How do I advertise PayPal Credit on my website?
PayPal offers free banner ads that you can place on your website, in emails, and on your eBay store. These banner ads tell your customers that they can get 6 months financing on purchases of $99 or more through PayPal Credit.* And even though your customers get more time to pay, you get paid up front. The ads are free to use, so you don’t pay anything beyond what you’re already paying for PayPal payment processing. To take advantage of the 6 months financing offer, your customers simply select PayPal Credit as their funding method during checkout. …

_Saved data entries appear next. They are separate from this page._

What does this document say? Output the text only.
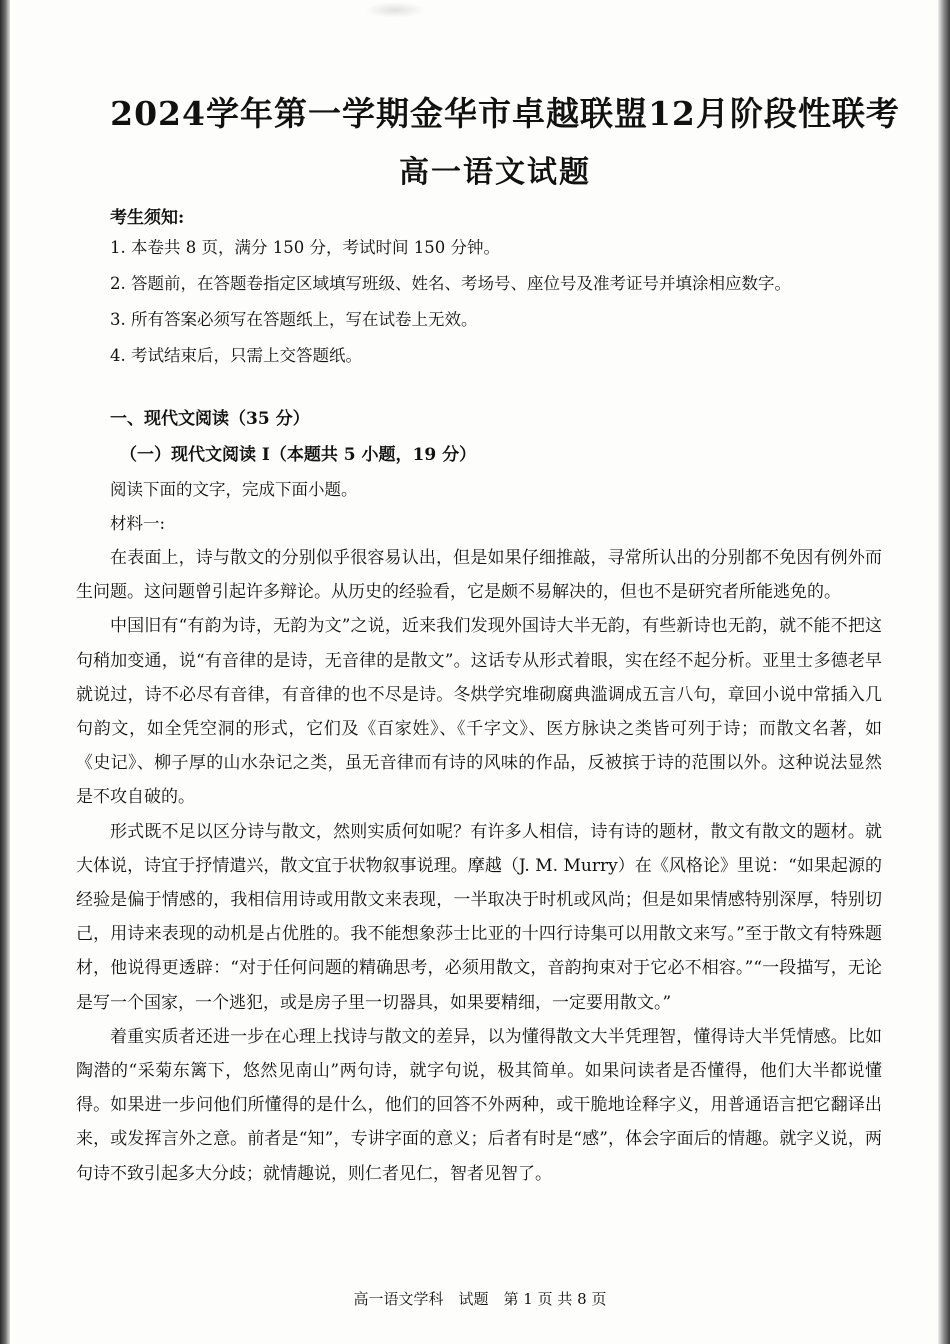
2024学年第一学期金华市卓越联盟12月阶段性联考
高一语文试题
考生须知:
1. 本卷共 8 页，满分 150 分，考试时间 150 分钟。
2. 答题前，在答题卷指定区域填写班级、姓名、考场号、座位号及准考证号并填涂相应数字。
3. 所有答案必须写在答题纸上，写在试卷上无效。
4. 考试结束后，只需上交答题纸。
一、现代文阅读（35 分）
（一）现代文阅读 I（本题共 5 小题，19 分）
阅读下面的文字，完成下面小题。
材料一:

在表面上，诗与散文的分别似乎很容易认出，但是如果仔细推敲，寻常所认出的分别都不免因有例外而生问题。这问题曾引起许多辩论。从历史的经验看，它是颇不易解决的，但也不是研究者所能逃免的。

中国旧有“有韵为诗，无韵为文”之说，近来我们发现外国诗大半无韵，有些新诗也无韵，就不能不把这句稍加变通，说“有音律的是诗，无音律的是散文”。这话专从形式着眼，实在经不起分析。亚里士多德老早就说过，诗不必尽有音律，有音律的也不尽是诗。冬烘学究堆砌腐典滥调成五言八句，章回小说中常插入几句韵文，如全凭空洞的形式，它们及《百家姓》、《千字文》、医方脉诀之类皆可列于诗；而散文名著，如《史记》、柳子厚的山水杂记之类，虽无音律而有诗的风味的作品，反被摈于诗的范围以外。这种说法显然是不攻自破的。

形式既不足以区分诗与散文，然则实质何如呢？有许多人相信，诗有诗的题材，散文有散文的题材。就大体说，诗宜于抒情遣兴，散文宜于状物叙事说理。摩越（J. M. Murry）在《风格论》里说：“如果起源的经验是偏于情感的，我相信用诗或用散文来表现，一半取决于时机或风尚；但是如果情感特别深厚，特别切己，用诗来表现的动机是占优胜的。我不能想象莎士比亚的十四行诗集可以用散文来写。”至于散文有特殊题材，他说得更透辟：“对于任何问题的精确思考，必须用散文，音韵拘束对于它必不相容。”“一段描写，无论是写一个国家，一个逃犯，或是房子里一切器具，如果要精细，一定要用散文。”

着重实质者还进一步在心理上找诗与散文的差异，以为懂得散文大半凭理智，懂得诗大半凭情感。比如陶潜的“采菊东篱下，悠然见南山”两句诗，就字句说，极其简单。如果问读者是否懂得，他们大半都说懂得。如果进一步问他们所懂得的是什么，他们的回答不外两种，或干脆地诠释字义，用普通语言把它翻译出来，或发挥言外之意。前者是“知”，专讲字面的意义；后者有时是“感”，体会字面后的情趣。就字义说，两句诗不致引起多大分歧；就情趣说，则仁者见仁，智者见智了。

高一语文学科　试题　第 1 页 共 8 页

*Applicable for qualifying purchases of $99 or more if paid in full within 6 months. Customers check out with PayPal and use PayPal Credit. PayPal Credit is subject to consumer credit approval, as determined by the lender, Comenity Capital Bank.
Ah, PayPal Credit, probably the most expensive loan a consumer will ever take out because, once again, “PreyPal” is only a middleman. And how does this unlicensed credit provider provide this credit? They supposedly “arrange” it through a tinhorn licensed bank, Comenity Capital Bank. PayPal then buys the debt from Comenity and thereafter manages it themselves. Banking and credit providing laws mean nothing to the likes of “PreyPal”, they are simply minor obstacles to be worked around …
Last edited by PhilipCohen; 11-06-2014 at 08:12 AM.